My calculator lets you change all the variables I could think of, more variables than can be changed in the free and low-cost calculators available on the internet. Plus, you download my calculator to your computer and keep the data private. You can save multiple scenarios and compare them. More details about the calculator are at www.RetirementWatch.com. It regularly costs $39.95, but it’s free to those who sign up for our Lifetime Retirement Protection Plan.

Keep in mind that Roth IRA distributions are not tax free in all states. Check your state’s tax law before deciding to do a conversion. Also, remember that a conversion no longer can be reversed. Congress repealed the ability to reverse a conversion in the 2017 tax law. Unlike IRA contributions, a conversion must be done by Dec. 31 to be effective for the year.

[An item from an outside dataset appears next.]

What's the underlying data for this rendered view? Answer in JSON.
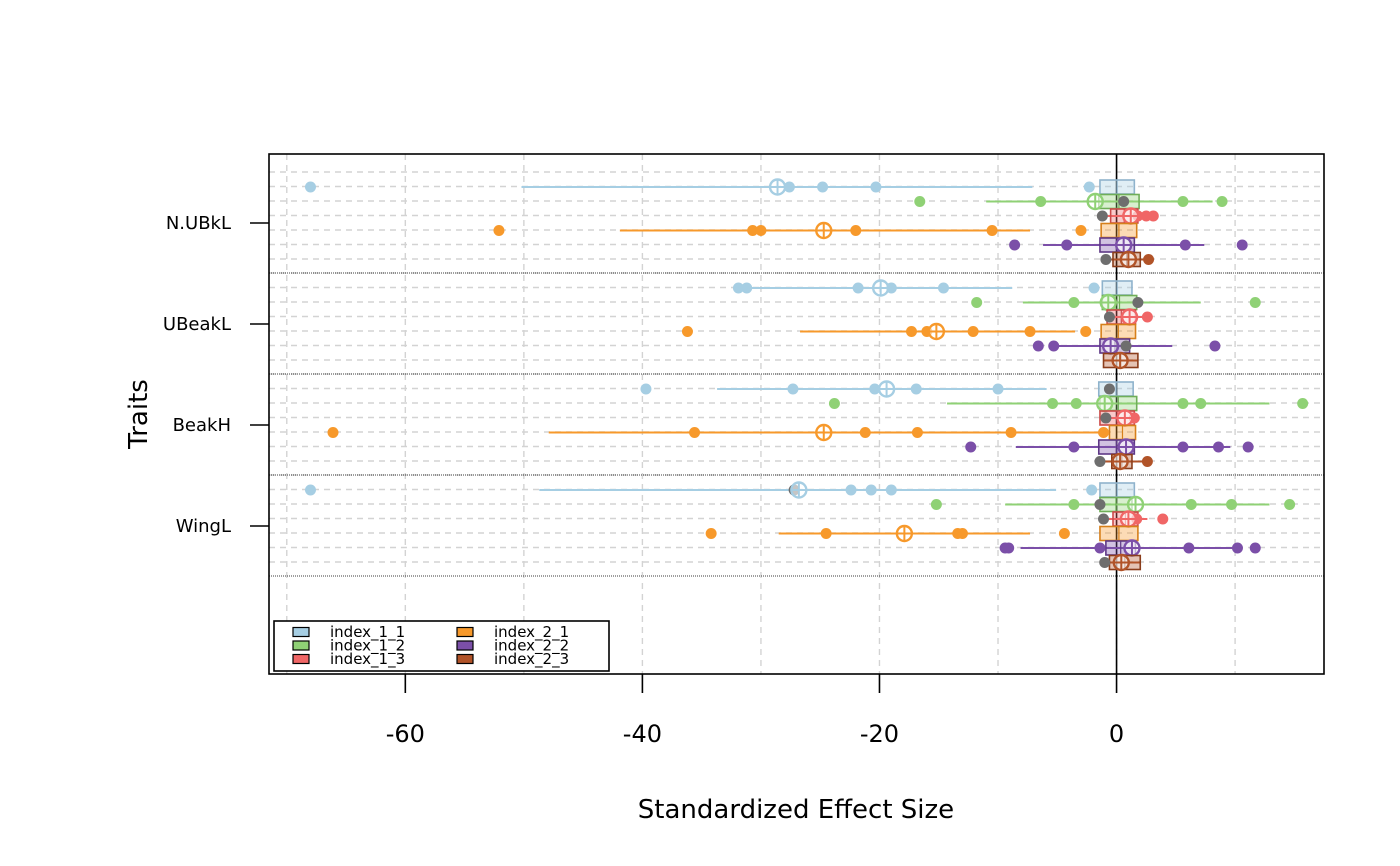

There’s no grace period that lets you do a conversion in early 2022, for example, and have it effective for tax year 2021. Don’t wait until the end of the year to consider converting a traditional IRA to a Roth IRA. Carefully analyze the factors and determine whether a conversion, and how much of a conversion, could be profitable for you.

Then, monitor retirement account values during the year. Some taxpayers find it advantageous to convert an IRA after a market decline. They convert the assets to a Roth IRA at a lower tax cost, and the ensuing recovery in asset values then is tax free.

Another reason to convert is to have tax diversification. It’s risky to have too much of your retirement nest egg in tax-deferred accounts, such as traditional IRAs and 401(k)s, because Congress has shown it wants to impose additional taxes and restrictions on them.